On Tuesday afternoon, to celebrate the holiday of the independence of the United States of America, state and local officials gathered in Norwalk to thank the men and women who keep fighting for that freedom and independence.
"We thought today would make a good day to discuss all the legislation we've passed in Connecticut over the last couple of years," Sen. Bob Duff said. "As we reflect on Independence Day and July 4th, we think about the folks that sacrificed, some that have paid the ultimate sacrifice for our freedoms."
Those pieces of legislation and programs include:
- The STEP-UP for Veterans program specifically aimed at assisting Post-9/11 veterans who suffer from unemployment rates as high as 30 percent. This program subsidizes the business-side of costs associated with hiring and training new employees who happen to be veterans.
- Connecticut veterans will now be able to get "Veteran Status" printed on their state-issued license to make identifying themselves as a veteran post-service easier.
- Fairer Taxes for Afghanistan Veterans was a law passed to waive property tax interest rates for soldiers serving in Afghanistan and other parts of the Middle East.
- High school diplomas were issued to veterans who did not receive them because they left high school to serve in the Korean War. Typically, soldiers who left high school for other wars were awarded a high school diploma upon return, but veterans of the Korean War have been long overdue this honor.
- Veterans facing certain non-violent offenses in court will be offered the option to participate in a pretrial diversionary program twice, as opposed to a single time.
- 1. Interference with a war or veterans' memorial or monument, defined as intentionally defacing, mutilating, destroying or removing a memorial and - 2. Unlawfully possessing, purchasing or selling a war or memorial while knowing it has been unlawfully removed from its official location - are now both class-D felonies punishable by a $5,000 fine and up to five years in prison.
- Free, lifetime passes to state parks, forests and recreational facilities for any disabled veteran.

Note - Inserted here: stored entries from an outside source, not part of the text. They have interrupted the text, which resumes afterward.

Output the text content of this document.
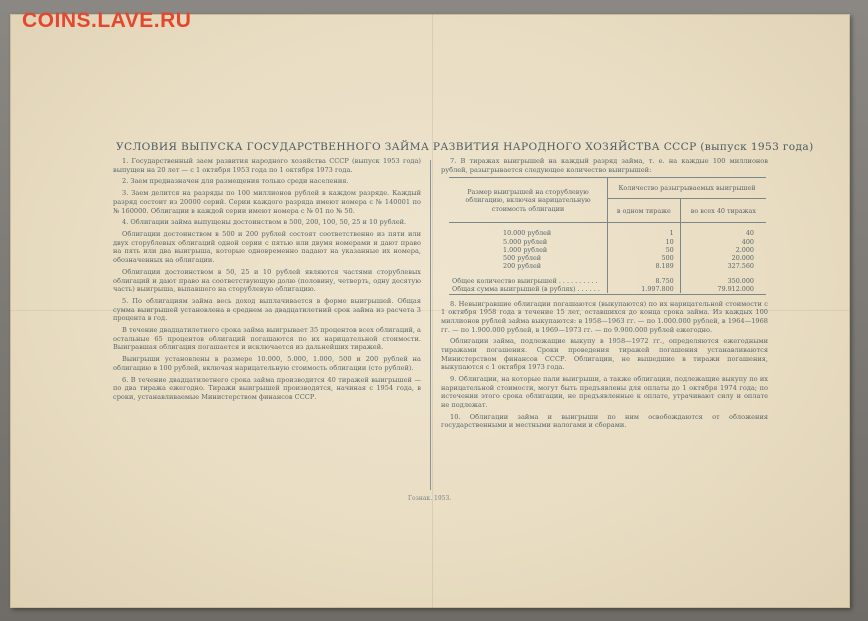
COINS.LAVE.RU
УСЛОВИЯ ВЫПУСКА ГОСУДАРСТВЕННОГО ЗАЙМА РАЗВИТИЯ НАРОДНОГО ХОЗЯЙСТВА СССР (выпуск 1953 года)

1. Государственный заем развития народного хозяйства СССР (выпуск 1953 года) выпущен на 20 лет — с 1 октября 1953 года по 1 октября 1973 года.

2. Заем предназначен для размещения только среди населения.

3. Заем делится на разряды по 100 миллионов рублей в каждом разряде. Каждый разряд состоит из 20000 серий. Серии каждого разряда имеют номера с № 140001 по № 160000. Облигации в каждой серии имеют номера с № 01 по № 50.

4. Облигации займа выпущены достоинством в 500, 200, 100, 50, 25 и 10 рублей.

Облигации достоинством в 500 и 200 рублей состоят соответственно из пяти или двух сторублевых облигаций одной серии с пятью или двумя номерами и дают право на пять или два выигрыша, которые одновременно падают на указанные их номера, обозначенных на облигации.

Облигации достоинством в 50, 25 и 10 рублей являются частями сторублевых облигаций и дают право на соответствующую долю (половину, четверть, одну десятую часть) выигрыша, выпавшего на сторублевую облигацию.

5. По облигациям займа весь доход выплачивается в форме выигрышей. Общая сумма выигрышей установлена в среднем за двадцатилетний срок займа из расчета 3 процента в год.

В течение двадцатилетнего срока займа выигрывает 35 процентов всех облигаций, а остальные 65 процентов облигаций погашаются по их нарицательной стоимости. Выигравшая облигация погашается и исключается из дальнейших тиражей.

Выигрыши установлены в размере 10.000, 5.000, 1.000, 500 и 200 рублей на облигацию в 100 рублей, включая нарицательную стоимость облигации (сто рублей).

6. В течение двадцатилетнего срока займа производится 40 тиражей выигрышей — по два тиража ежегодно. Тиражи выигрышей производятся, начиная с 1954 года, в сроки, устанавливаемые Министерством финансов СССР.

7. В тиражах выигрышей на каждый разряд займа, т. е. на каждые 100 миллионов рублей, разыгрывается следующее количество выигрышей:

Размер выигрышей на сторублевую облигацию, включая нарицательную стоимость облигации	Количество разыгрываемых выигрышей	
	в одном тираже	во всех 40 тиражах

10.000 рублей	1	40
5.000 рублей	10	400
1.000 рублей	50	2.000
500 рублей	500	20.000
200 рублей	8.189	327.560

Общее количество выигрышей . . . . . . . . . .	8.750	350.000
Общая сумма выигрышей (в рублях) . . . . . .	1.997.800	79.912.000

8. Невыигравшие облигации погашаются (выкупаются) по их нарицательной стоимости с 1 октября 1958 года в течение 15 лет, оставшихся до конца срока займа. Из каждых 100 миллионов рублей займа выкупаются: в 1958—1963 гг. — по 1.000.000 рублей, в 1964—1968 гг. — по 1.900.000 рублей, в 1969—1973 гг. — по 9.900.000 рублей ежегодно.

Облигации займа, подлежащие выкупу в 1958—1972 гг., определяются ежегодными тиражами погашения. Сроки проведения тиражей погашения устанавливаются Министерством финансов СССР. Облигации, не вышедшие в тиражи погашения, выкупаются с 1 октября 1973 года.

9. Облигации, на которые пали выигрыши, а также облигации, подлежащие выкупу по их нарицательной стоимости, могут быть предъявлены для оплаты до 1 октября 1974 года; по истечении этого срока облигации, не предъявленные к оплате, утрачивают силу и оплате не подлежат.

10. Облигации займа и выигрыши по ним освобождаются от обложения государственными и местными налогами и сборами.

Гознак. 1953.
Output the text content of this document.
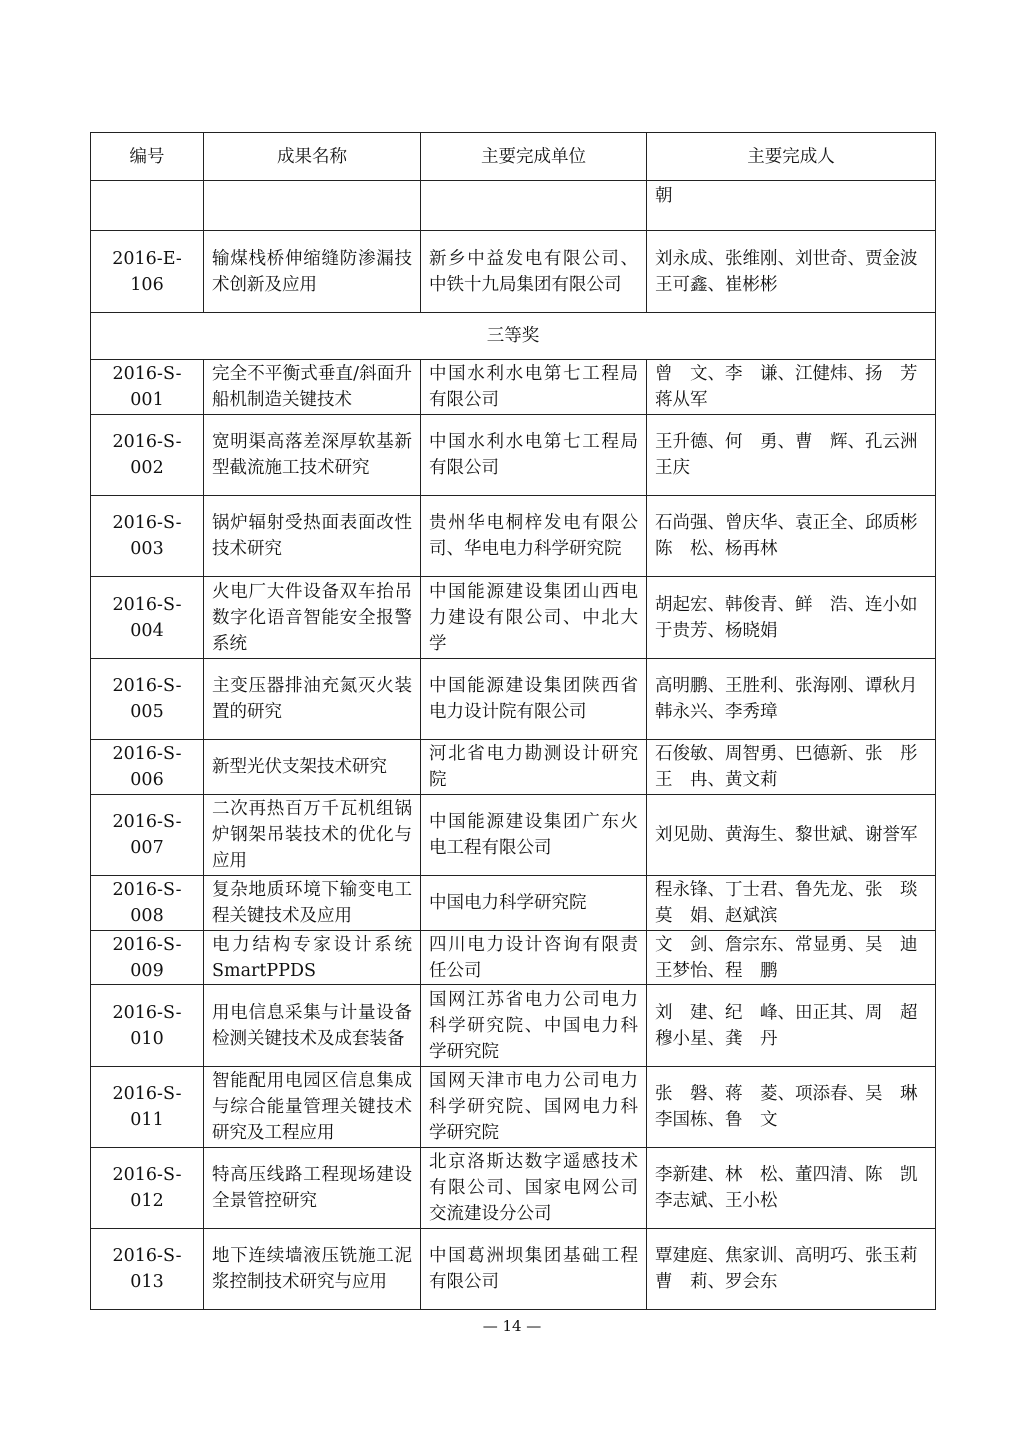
编号	成果名称	主要完成单位	主要完成人
			朝
2016-E-106	输煤栈桥伸缩缝防渗漏技术创新及应用	新乡中益发电有限公司、中铁十九局集团有限公司	刘永成、张维刚、刘世奇、贾金波
王可鑫、崔彬彬
三等奖			
2016-S-001	完全不平衡式垂直/斜面升船机制造关键技术	中国水利水电第七工程局有限公司	曾　文、李　谦、江健炜、扬　芳
蒋从军
2016-S-002	宽明渠高落差深厚软基新型截流施工技术研究	中国水利水电第七工程局有限公司	王升德、何　勇、曹　辉、孔云洲
王庆
2016-S-003	锅炉辐射受热面表面改性技术研究	贵州华电桐梓发电有限公司、华电电力科学研究院	石尚强、曾庆华、袁正全、邱质彬
陈　松、杨再林
2016-S-004	火电厂大件设备双车抬吊数字化语音智能安全报警系统	中国能源建设集团山西电力建设有限公司、中北大学	胡起宏、韩俊青、鲜　浩、连小如
于贵芳、杨晓娟
2016-S-005	主变压器排油充氮灭火装置的研究	中国能源建设集团陕西省电力设计院有限公司	高明鹏、王胜利、张海刚、谭秋月
韩永兴、李秀璋
2016-S-006	新型光伏支架技术研究	河北省电力勘测设计研究院	石俊敏、周智勇、巴德新、张　彤
王　冉、黄文莉
2016-S-007	二次再热百万千瓦机组锅炉钢架吊装技术的优化与应用	中国能源建设集团广东火电工程有限公司	刘见勋、黄海生、黎世斌、谢誉军
2016-S-008	复杂地质环境下输变电工程关键技术及应用	中国电力科学研究院	程永锋、丁士君、鲁先龙、张　琰
莫　娟、赵斌滨
2016-S-009	电力结构专家设计系统SmartPPDS	四川电力设计咨询有限责任公司	文　剑、詹宗东、常显勇、吴　迪
王梦怡、程　鹏
2016-S-010	用电信息采集与计量设备检测关键技术及成套装备	国网江苏省电力公司电力科学研究院、中国电力科学研究院	刘　建、纪　峰、田正其、周　超
穆小星、龚　丹
2016-S-011	智能配用电园区信息集成与综合能量管理关键技术研究及工程应用	国网天津市电力公司电力科学研究院、国网电力科学研究院	张　磐、蒋　菱、项添春、吴　琳
李国栋、鲁　文
2016-S-012	特高压线路工程现场建设全景管控研究	北京洛斯达数字遥感技术有限公司、国家电网公司交流建设分公司	李新建、林　松、董四清、陈　凯
李志斌、王小松
2016-S-013	地下连续墙液压铣施工泥浆控制技术研究与应用	中国葛洲坝集团基础工程有限公司	覃建庭、焦家训、高明巧、张玉莉
曹　莉、罗会东
— 14 —
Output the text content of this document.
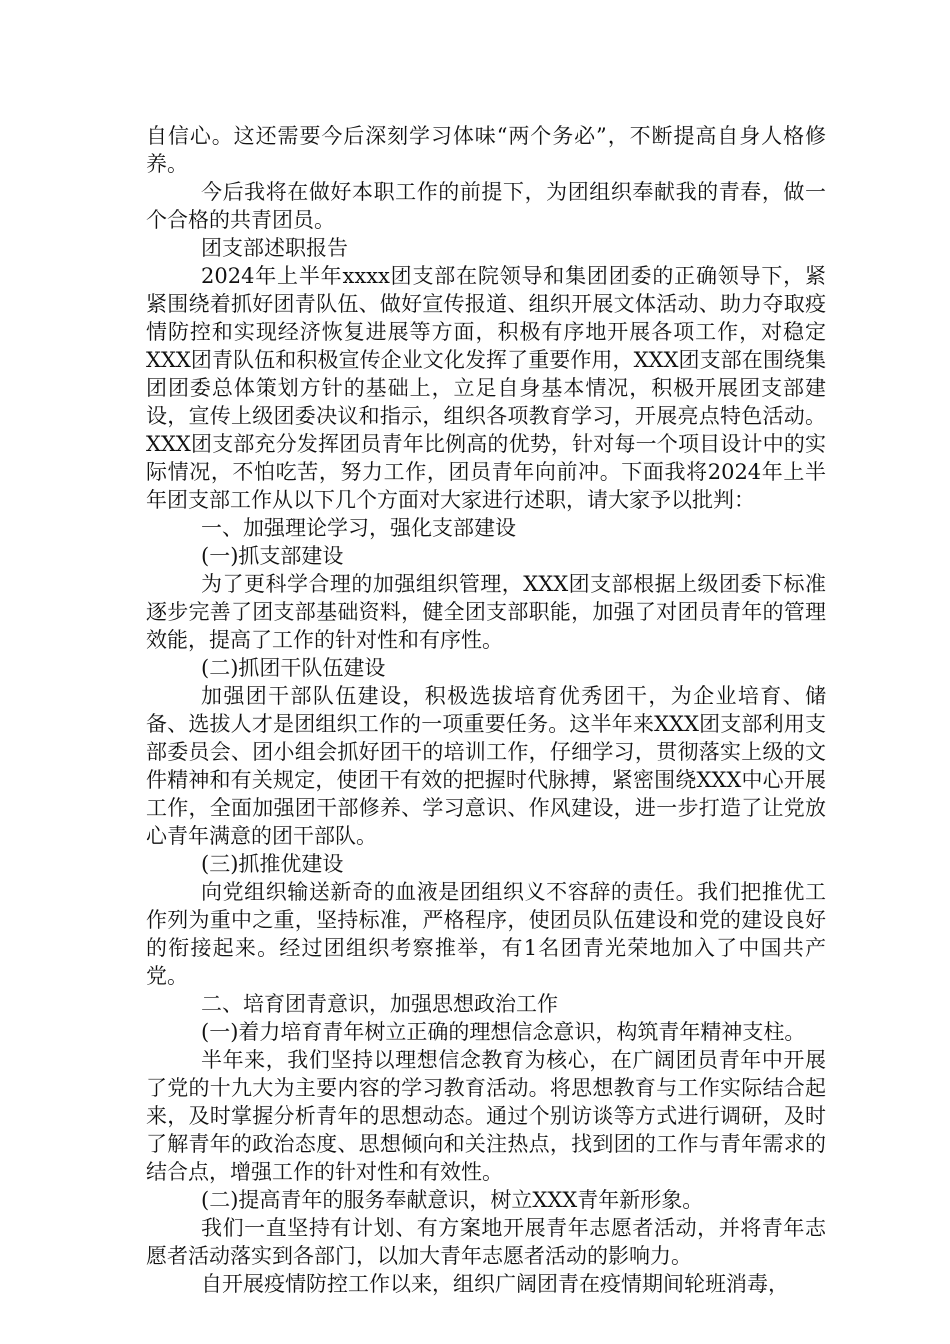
自信心。这还需要今后深刻学习体味“两个务必”，不断提高自身人格修养。

今后我将在做好本职工作的前提下，为团组织奉献我的青春，做一个合格的共青团员。

团支部述职报告

2024年上半年xxxx团支部在院领导和集团团委的正确领导下，紧紧围绕着抓好团青队伍、做好宣传报道、组织开展文体活动、助力夺取疫情防控和实现经济恢复进展等方面，积极有序地开展各项工作，对稳定XXX团青队伍和积极宣传企业文化发挥了重要作用，XXX团支部在围绕集团团委总体策划方针的基础上，立足自身基本情况，积极开展团支部建设，宣传上级团委决议和指示，组织各项教育学习，开展亮点特色活动。XXX团支部充分发挥团员青年比例高的优势，针对每一个项目设计中的实际情况，不怕吃苦，努力工作，团员青年向前冲。下面我将2024年上半年团支部工作从以下几个方面对大家进行述职，请大家予以批判：

一、加强理论学习，强化支部建设

(一)抓支部建设

为了更科学合理的加强组织管理，XXX团支部根据上级团委下标准逐步完善了团支部基础资料，健全团支部职能，加强了对团员青年的管理效能，提高了工作的针对性和有序性。

(二)抓团干队伍建设

加强团干部队伍建设，积极选拔培育优秀团干，为企业培育、储备、选拔人才是团组织工作的一项重要任务。这半年来XXX团支部利用支部委员会、团小组会抓好团干的培训工作，仔细学习，贯彻落实上级的文件精神和有关规定，使团干有效的把握时代脉搏，紧密围绕XXX中心开展工作，全面加强团干部修养、学习意识、作风建设，进一步打造了让党放心青年满意的团干部队。

(三)抓推优建设

向党组织输送新奇的血液是团组织义不容辞的责任。我们把推优工作列为重中之重，坚持标准，严格程序，使团员队伍建设和党的建设良好的衔接起来。经过团组织考察推举，有1名团青光荣地加入了中国共产党。

二、培育团青意识，加强思想政治工作

(一)着力培育青年树立正确的理想信念意识，构筑青年精神支柱。

半年来，我们坚持以理想信念教育为核心，在广阔团员青年中开展了党的十九大为主要内容的学习教育活动。将思想教育与工作实际结合起来，及时掌握分析青年的思想动态。通过个别访谈等方式进行调研，及时了解青年的政治态度、思想倾向和关注热点，找到团的工作与青年需求的结合点，增强工作的针对性和有效性。

(二)提高青年的服务奉献意识，树立XXX青年新形象。

我们一直坚持有计划、有方案地开展青年志愿者活动，并将青年志愿者活动落实到各部门，以加大青年志愿者活动的影响力。

自开展疫情防控工作以来，组织广阔团青在疫情期间轮班消毒，
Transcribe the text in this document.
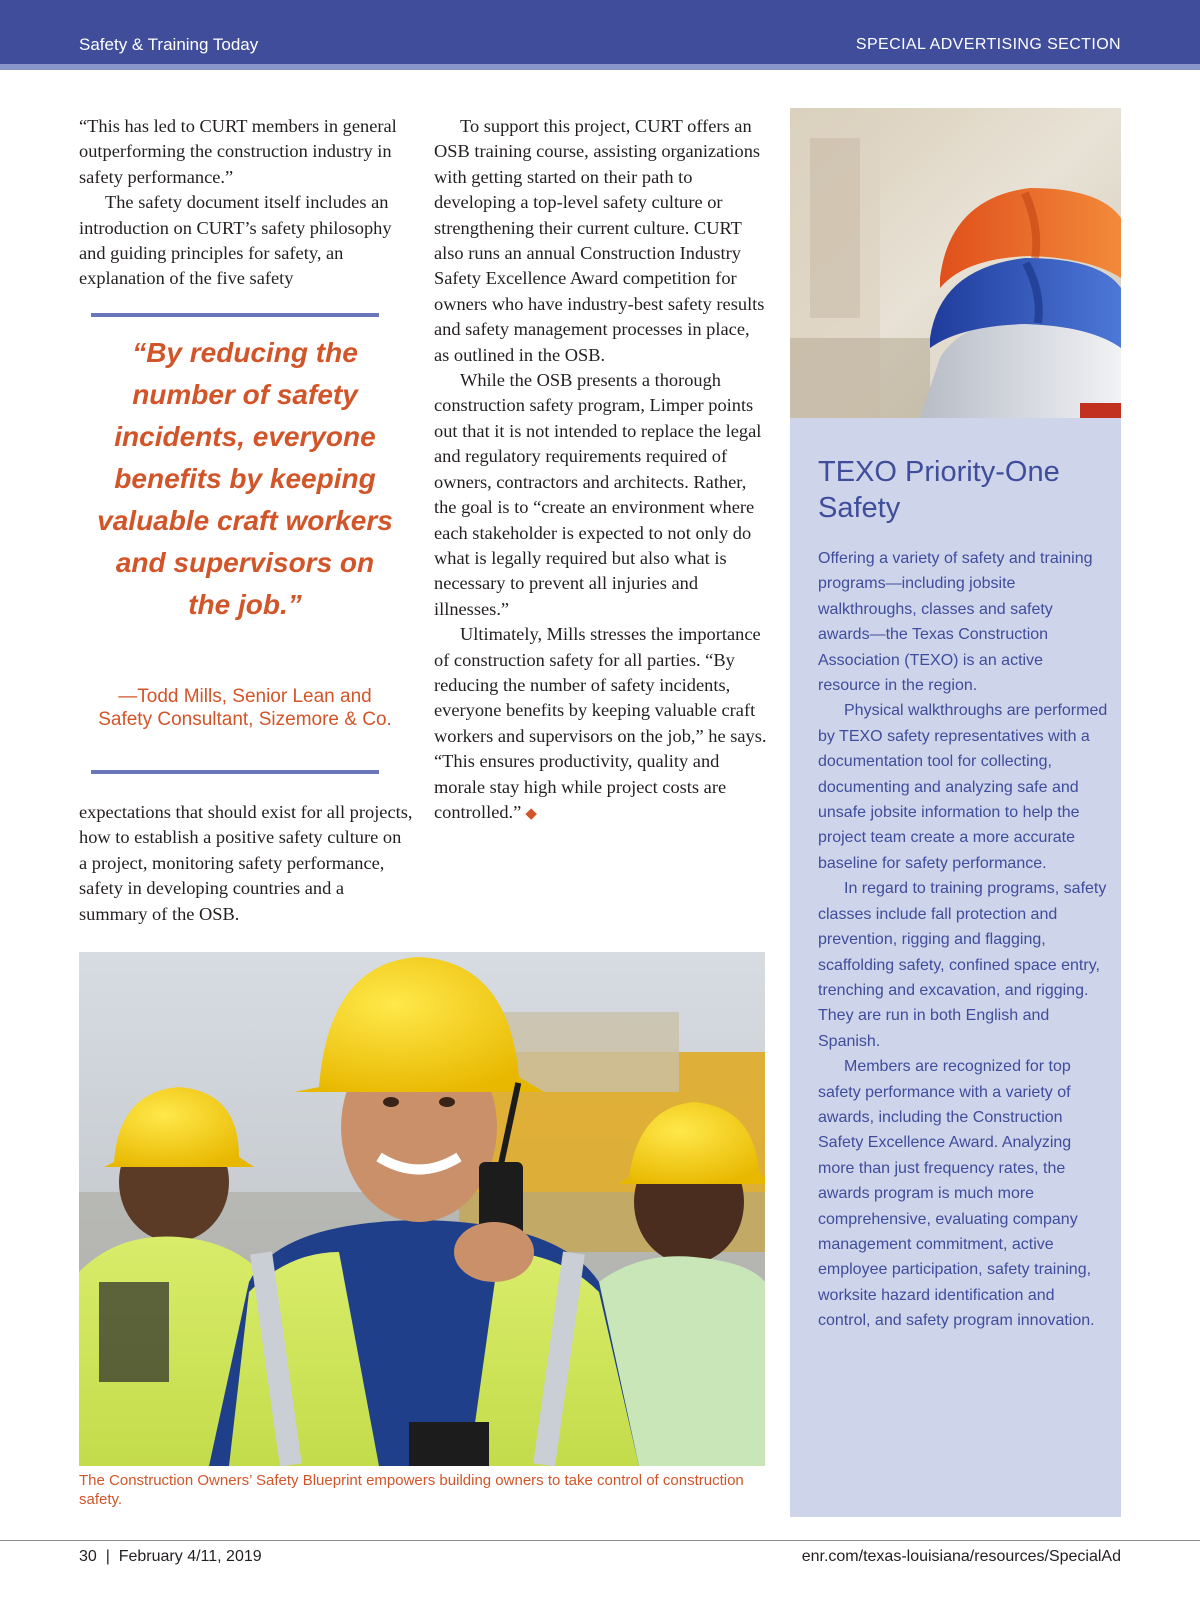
Safety & Training Today	SPECIAL ADVERTISING SECTION

“This has led to CURT members in general outperforming the construction industry in safety performance.”

The safety document itself includes an introduction on CURT’s safety philosophy and guiding principles for safety, an explanation of the five safety

“By reducing the number of safety incidents, everyone benefits by keeping valuable craft workers and supervisors on the job.”
—Todd Mills, Senior Lean and Safety Consultant, Sizemore & Co.

expectations that should exist for all projects, how to establish a positive safety culture on a project, monitoring safety performance, safety in developing countries and a summary of the OSB.

To support this project, CURT offers an OSB training course, assisting organizations with getting started on their path to developing a top-level safety culture or strengthening their current culture. CURT also runs an annual Construction Industry Safety Excellence Award competition for owners who have industry-best safety results and safety management processes in place, as outlined in the OSB.

While the OSB presents a thorough construction safety program, Limper points out that it is not intended to replace the legal and regulatory requirements required of owners, contractors and architects. Rather, the goal is to “create an environment where each stakeholder is expected to not only do what is legally required but also what is necessary to prevent all injuries and illnesses.”

Ultimately, Mills stresses the importance of construction safety for all parties. “By reducing the number of safety incidents, everyone benefits by keeping valuable craft workers and supervisors on the job,” he says. “This ensures productivity, quality and morale stay high while project costs are controlled.” ◆

TEXO Priority-One Safety

Offering a variety of safety and training programs—including jobsite walkthroughs, classes and safety awards—the Texas Construction Association (TEXO) is an active resource in the region.

Physical walkthroughs are performed by TEXO safety representatives with a documentation tool for collecting, documenting and analyzing safe and unsafe jobsite information to help the project team create a more accurate baseline for safety performance.

In regard to training programs, safety classes include fall protection and prevention, rigging and flagging, scaffolding safety, confined space entry, trenching and excavation, and rigging. They are run in both English and Spanish.

Members are recognized for top safety performance with a variety of awards, including the Construction Safety Excellence Award. Analyzing more than just frequency rates, the awards program is much more comprehensive, evaluating company management commitment, active employee participation, safety training, worksite hazard identification and control, and safety program innovation.

The Construction Owners’ Safety Blueprint empowers building owners to take control of construction safety.
30  |  February 4/11, 2019	enr.com/texas-louisiana/resources/SpecialAd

"This is not a Democrat or Republican issue," Duff said. "It's an issue for all of Connecticut's residents that we feel is so important as we continue to do all that we can for veterans in the state of Connecticut."
Leone, a veteran himself, said taking care of those with whom he can identify so intimately in both plight and adjustment to returning home is his highest priority.
"We can never do enough for veterans," Leone said. "There's always going to be a great need. They;ve already done so much through their service to our country, it's only right when they come home that we do the same for them and provide the services they so desperately need."
Leone, a Democrat, introduced House Minority Leader Larry Cafero, a Republican and thanked all parties involved for recognizing that, when it comes to veterans, everyone is on the same page. Cafero backed that message up.
"There's one thing certainly, in Hartford, that brings us all together," Cafero said. "We don't care about parties, we don't care about what chamber you're from and we don't care about what branch of government you're from. When it comes to issues with regards to veterans we all come together.
"There's a lot of reasons to be disillusioned with what goes on in government, but when it comes to veterans, I think it's something we can all stand and be proud of because we are all on your side."
Mayor Richard Moccia, also a veteran, said there wasn't much additional he could add and, in fact, just wanted to thank the state officials for their participation and constant work to pass legislation that continues to assist the veterans of Connecticut.
"I stand here just to thank the delegation for doing this," the mayor said. "I just extend my thanks to our non-partisan delegation. I can tell you that these efforts on a state level put Connecticut at the forefront of assisting veterans."
The American Legion Post Commander Buddy Scudder also took the opportunity to thank the officials doing everything they can for the veterans of Connecticut.
"As a veteran, I am privileged to live in a state and a town that understands the value of supporting our troops, and honoring our veterans,” said Scudder.